What’s the difference between a SaaS product and a digital agency service?
Agency services trade time for money — you can’t deliver more service without adding more hours or people. SaaS products have revenue that scales independently of your time once built — the same code serves one customer or ten thousand without proportional cost increases. The combination of agency revenue (immediate, predictable) with SaaS revenue (delayed, scalable) is a powerful business model if you can manage both effectively.
How do you get your first SaaS customers?
Your first customers almost always come from your existing network. Solve the problem for people you already know, gather real feedback, and use early results as case studies. Direct outreach to people who have the problem you solve is more reliable than content marketing or paid ads in the early days. Get 10 paying customers before you worry about scaling marketing.
When should a solo founder consider hiring help?

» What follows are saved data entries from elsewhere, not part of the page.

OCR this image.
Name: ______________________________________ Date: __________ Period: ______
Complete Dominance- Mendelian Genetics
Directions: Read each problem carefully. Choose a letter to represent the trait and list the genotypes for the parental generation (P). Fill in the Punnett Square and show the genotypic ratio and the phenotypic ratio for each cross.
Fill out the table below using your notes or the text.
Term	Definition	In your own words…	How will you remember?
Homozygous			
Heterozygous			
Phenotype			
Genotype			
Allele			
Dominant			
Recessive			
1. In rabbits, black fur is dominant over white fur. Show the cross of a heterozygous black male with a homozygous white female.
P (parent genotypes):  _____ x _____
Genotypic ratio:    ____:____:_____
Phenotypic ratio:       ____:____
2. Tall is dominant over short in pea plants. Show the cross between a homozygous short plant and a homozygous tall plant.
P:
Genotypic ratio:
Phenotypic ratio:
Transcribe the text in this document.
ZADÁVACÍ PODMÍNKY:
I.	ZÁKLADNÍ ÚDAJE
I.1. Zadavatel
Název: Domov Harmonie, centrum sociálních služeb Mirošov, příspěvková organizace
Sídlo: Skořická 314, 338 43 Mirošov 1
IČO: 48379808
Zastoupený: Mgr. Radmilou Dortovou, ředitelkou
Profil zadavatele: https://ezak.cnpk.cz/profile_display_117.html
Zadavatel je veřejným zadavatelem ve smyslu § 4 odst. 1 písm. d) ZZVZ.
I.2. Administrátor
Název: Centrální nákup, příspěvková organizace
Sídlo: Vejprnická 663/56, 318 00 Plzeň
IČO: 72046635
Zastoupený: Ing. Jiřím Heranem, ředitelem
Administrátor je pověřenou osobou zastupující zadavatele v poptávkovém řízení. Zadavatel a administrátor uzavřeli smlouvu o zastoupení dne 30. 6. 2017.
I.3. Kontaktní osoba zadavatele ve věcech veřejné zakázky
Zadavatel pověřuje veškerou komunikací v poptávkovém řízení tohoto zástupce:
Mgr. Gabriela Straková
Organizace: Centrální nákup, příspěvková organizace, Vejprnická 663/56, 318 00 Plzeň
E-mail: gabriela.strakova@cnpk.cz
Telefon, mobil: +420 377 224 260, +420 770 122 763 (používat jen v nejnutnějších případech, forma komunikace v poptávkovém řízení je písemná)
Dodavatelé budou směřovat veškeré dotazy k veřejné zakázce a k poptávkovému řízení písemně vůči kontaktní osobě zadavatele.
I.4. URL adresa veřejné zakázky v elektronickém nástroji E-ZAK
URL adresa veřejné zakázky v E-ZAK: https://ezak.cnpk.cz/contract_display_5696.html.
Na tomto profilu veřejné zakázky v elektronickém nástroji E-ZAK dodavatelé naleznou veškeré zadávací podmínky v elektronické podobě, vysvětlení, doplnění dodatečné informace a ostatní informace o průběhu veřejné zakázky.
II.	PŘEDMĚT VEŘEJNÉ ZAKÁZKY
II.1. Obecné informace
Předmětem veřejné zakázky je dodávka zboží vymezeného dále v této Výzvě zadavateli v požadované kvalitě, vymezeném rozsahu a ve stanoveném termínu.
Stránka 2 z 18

When the cost of not having help (in lost revenue, slower growth, or quality degradation) exceeds the cost of the hire. For a SaaS product, the first hire is often customer support — once users are regularly reaching out with questions, that work either consumes your development time or gets done poorly. The second common first hire is a specialist in a critical skill the founder lacks, whether that’s marketing, design, or additional engineering.
How do you balance feature requests with core product focus?
Track every request, but implement few. A spreadsheet of requested features grouped by theme will quickly show you which problems are common to many users vs. one user’s specific workflow. Build what solves the most common high-value problems, and be transparent with users about what’s on the roadmap vs. what isn’t. Users generally respect honesty about priorities more than they resent declined requests.